Despite my nose being rather stuffed up the last couple days (in my attempt to kick a fondness/addiction for a powerful nasal decongestant spray), I whiffed something so... aromatic that I was hit with memories of Thailand. For just a moment, I was transported back amongst the stalls of roasting meats and vibrant silks – dripping in sweat and craving coconut curry. My stomach growled. While the trigger probably wouldn’t have been my first choice (hovering over a drain of exotic-animal-poo-water, for the curious), it was a fascinating little trick of the senses. Oh stinky Bangkok, ripe with Durian and faulty sewage systems, I miss thee.

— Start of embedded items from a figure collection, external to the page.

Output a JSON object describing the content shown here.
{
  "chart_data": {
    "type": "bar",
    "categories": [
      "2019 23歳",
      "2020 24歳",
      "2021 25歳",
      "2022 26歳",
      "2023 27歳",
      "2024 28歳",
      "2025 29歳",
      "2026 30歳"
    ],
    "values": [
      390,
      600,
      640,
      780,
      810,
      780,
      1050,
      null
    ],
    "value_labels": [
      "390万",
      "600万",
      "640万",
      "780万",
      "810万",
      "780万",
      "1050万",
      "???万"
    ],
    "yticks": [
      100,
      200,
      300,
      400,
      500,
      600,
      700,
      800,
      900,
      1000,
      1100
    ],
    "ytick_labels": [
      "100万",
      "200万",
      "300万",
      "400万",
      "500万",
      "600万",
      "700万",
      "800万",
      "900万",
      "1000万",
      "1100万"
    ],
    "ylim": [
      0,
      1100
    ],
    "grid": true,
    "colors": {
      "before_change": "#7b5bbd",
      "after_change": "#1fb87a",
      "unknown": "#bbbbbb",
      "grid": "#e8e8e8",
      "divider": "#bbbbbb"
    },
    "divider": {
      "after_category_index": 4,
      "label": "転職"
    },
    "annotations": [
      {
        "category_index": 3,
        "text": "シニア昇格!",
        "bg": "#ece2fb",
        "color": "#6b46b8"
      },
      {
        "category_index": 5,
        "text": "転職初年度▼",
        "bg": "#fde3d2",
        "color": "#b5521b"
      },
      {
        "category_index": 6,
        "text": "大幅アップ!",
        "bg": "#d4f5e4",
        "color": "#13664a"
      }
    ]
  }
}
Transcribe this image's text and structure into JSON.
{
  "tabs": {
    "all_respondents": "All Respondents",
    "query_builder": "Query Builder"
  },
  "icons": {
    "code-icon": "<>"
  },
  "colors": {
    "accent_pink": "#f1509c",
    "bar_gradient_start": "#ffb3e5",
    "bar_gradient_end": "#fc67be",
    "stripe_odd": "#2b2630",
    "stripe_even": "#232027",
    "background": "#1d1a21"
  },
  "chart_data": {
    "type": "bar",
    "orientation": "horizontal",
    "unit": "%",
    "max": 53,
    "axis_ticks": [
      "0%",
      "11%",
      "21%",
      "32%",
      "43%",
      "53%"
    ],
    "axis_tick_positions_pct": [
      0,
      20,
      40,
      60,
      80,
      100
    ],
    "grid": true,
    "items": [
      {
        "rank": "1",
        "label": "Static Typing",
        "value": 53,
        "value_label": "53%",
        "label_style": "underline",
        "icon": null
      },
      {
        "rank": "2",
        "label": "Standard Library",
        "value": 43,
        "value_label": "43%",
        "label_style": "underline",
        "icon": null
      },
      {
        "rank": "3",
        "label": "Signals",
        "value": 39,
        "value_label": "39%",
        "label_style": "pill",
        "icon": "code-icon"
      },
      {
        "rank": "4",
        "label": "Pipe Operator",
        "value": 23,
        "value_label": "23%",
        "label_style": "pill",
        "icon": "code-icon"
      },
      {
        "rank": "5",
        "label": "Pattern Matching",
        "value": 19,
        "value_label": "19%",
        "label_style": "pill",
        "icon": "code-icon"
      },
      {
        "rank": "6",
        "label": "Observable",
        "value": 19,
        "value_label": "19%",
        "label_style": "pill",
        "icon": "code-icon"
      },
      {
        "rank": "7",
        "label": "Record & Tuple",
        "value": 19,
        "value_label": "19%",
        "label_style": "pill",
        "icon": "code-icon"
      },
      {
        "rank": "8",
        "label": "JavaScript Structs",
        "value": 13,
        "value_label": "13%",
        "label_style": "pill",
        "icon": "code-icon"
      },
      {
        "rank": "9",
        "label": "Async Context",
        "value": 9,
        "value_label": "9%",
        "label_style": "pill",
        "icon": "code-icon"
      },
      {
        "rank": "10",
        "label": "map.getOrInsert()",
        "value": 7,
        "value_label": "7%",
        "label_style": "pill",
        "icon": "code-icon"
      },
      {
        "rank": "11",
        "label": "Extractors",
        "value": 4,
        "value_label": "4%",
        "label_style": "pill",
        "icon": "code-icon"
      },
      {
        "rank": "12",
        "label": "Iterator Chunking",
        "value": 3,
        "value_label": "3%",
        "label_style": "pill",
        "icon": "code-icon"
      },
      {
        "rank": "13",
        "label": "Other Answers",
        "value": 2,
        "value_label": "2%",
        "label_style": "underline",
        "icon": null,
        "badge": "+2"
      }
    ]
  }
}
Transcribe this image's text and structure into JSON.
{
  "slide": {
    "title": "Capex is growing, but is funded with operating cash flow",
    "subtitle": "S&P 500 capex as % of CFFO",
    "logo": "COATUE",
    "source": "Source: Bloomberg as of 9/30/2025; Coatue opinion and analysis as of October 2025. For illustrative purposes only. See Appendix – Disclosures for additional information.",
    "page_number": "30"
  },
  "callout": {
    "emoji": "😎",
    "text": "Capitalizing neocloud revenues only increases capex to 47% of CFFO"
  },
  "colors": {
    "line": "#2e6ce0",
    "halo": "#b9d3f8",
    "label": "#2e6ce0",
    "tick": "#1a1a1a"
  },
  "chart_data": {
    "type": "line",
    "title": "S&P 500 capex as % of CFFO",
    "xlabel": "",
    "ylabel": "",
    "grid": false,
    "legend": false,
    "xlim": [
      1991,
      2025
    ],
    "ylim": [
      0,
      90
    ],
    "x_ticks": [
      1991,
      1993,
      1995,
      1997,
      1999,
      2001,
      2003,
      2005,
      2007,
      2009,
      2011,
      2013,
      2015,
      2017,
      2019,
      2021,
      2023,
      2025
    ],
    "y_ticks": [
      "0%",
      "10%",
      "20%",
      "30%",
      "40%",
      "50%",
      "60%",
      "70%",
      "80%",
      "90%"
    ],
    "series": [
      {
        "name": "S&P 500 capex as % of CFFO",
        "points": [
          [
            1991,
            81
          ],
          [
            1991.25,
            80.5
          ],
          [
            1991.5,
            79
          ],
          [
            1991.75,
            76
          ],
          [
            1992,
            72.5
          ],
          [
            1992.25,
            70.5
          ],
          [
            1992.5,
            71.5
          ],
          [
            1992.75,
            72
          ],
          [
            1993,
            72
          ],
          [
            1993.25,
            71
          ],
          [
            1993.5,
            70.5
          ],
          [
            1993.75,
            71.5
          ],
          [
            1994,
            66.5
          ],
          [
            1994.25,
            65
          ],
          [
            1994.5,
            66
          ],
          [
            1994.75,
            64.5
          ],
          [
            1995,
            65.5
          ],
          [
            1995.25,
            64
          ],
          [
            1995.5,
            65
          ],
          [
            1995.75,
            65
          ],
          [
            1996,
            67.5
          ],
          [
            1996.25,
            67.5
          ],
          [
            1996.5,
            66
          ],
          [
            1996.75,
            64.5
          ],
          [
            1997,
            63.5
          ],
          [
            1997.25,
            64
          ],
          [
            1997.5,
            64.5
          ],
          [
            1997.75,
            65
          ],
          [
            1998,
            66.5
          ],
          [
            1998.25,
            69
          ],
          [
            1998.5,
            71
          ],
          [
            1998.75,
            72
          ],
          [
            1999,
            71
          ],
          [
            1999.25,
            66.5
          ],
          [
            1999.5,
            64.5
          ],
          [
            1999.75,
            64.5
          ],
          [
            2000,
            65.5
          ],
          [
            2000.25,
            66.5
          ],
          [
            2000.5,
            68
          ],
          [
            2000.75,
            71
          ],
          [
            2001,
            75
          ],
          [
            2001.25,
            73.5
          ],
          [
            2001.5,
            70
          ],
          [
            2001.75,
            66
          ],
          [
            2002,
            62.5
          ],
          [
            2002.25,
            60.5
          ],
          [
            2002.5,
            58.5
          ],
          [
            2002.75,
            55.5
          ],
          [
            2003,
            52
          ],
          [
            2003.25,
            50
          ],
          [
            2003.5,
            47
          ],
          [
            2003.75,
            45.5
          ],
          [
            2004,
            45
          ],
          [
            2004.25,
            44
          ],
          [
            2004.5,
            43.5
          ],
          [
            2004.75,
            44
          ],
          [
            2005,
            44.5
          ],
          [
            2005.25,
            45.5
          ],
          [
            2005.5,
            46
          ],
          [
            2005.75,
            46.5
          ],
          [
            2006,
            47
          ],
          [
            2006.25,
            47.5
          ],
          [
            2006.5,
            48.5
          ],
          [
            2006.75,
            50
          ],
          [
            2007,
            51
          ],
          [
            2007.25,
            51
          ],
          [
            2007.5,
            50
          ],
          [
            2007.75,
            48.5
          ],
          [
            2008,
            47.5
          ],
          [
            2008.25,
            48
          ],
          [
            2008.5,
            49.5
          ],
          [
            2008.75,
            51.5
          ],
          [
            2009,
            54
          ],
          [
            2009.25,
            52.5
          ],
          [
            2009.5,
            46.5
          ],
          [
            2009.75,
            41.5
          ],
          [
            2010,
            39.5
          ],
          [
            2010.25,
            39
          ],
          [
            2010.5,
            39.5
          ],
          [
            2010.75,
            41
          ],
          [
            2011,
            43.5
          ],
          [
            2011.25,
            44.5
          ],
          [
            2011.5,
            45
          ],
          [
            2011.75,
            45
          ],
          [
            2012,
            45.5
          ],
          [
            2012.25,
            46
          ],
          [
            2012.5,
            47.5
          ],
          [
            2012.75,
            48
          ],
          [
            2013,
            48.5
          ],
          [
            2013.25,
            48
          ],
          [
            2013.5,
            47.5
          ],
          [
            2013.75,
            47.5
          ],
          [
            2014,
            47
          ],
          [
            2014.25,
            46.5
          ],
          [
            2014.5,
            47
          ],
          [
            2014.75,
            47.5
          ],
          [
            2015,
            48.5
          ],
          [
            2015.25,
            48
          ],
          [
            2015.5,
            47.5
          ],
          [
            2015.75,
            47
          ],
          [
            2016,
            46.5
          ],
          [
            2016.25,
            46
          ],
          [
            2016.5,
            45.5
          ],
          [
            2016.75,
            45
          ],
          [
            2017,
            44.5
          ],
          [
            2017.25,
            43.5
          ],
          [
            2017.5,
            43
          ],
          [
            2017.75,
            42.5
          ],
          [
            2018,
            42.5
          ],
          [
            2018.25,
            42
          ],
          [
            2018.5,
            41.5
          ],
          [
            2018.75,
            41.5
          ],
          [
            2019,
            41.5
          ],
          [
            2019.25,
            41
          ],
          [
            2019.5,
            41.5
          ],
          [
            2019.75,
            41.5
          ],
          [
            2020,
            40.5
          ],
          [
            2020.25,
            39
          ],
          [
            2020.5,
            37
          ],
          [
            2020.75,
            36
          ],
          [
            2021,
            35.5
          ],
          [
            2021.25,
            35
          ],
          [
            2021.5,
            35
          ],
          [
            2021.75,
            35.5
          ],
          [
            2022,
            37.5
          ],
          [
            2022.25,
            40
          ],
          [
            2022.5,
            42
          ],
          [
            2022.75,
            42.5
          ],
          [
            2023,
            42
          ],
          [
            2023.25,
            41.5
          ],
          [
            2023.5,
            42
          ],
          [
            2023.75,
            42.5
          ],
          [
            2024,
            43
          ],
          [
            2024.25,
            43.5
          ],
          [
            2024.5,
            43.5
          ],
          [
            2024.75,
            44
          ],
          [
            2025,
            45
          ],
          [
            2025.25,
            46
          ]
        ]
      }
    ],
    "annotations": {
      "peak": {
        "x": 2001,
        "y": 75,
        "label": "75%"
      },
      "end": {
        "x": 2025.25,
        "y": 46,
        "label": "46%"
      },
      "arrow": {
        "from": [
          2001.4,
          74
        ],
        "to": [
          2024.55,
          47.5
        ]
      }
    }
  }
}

Life at the zoo is chaotic, overwhelming, wild and wonderful. Walking onto a foggy zoo before dawn to the sounds of calling Gibbons, a roaring Lion, and the haunting call of a Hyena is as magical as I could ever hope for. It is getting easier and easier to wake up when the constellations are still out. I love the moist chill of the morning mist, the feeling of every little hair rising on my arms, the cold air in my lungs like a jump-start to the body. Few people are awake and I feel like the world is mine. I wish I could go into the intricacies of my day to day life at the zoo, but I cannot. Feel free to use your imagination as you will of all the possibilities for life as a zoo student.
I just did a search to see if I could find a picture of my precious pony toy from before my brother’s birth. Here it is! I remember the hair being darker, more vibrant blue. The memory is funny like that, constantly storing things in a more idealized state. Past follies are romanticized, events more epic, relationships smoothed out – we love to glorify the past. I guess that’s the story of the Big Fish, right? It feels good to be living a life that doesn’t need any embellishing; it is so important to actively make your dreams happen. I make it a habit to constantly ask myself “what do I want to be doing?” and if it isn’t happening, I make plans to do it. No excuses. It’s so easy to be your own hurdle. I have to stop myself from stopping myself all the time. I was a master of excuses for the longest time.
I already have that itch to do something adventurous again. I’ve heard scuba diving with sea lions in the Channel Islands is amazing, so methinks a scuba certification is in order.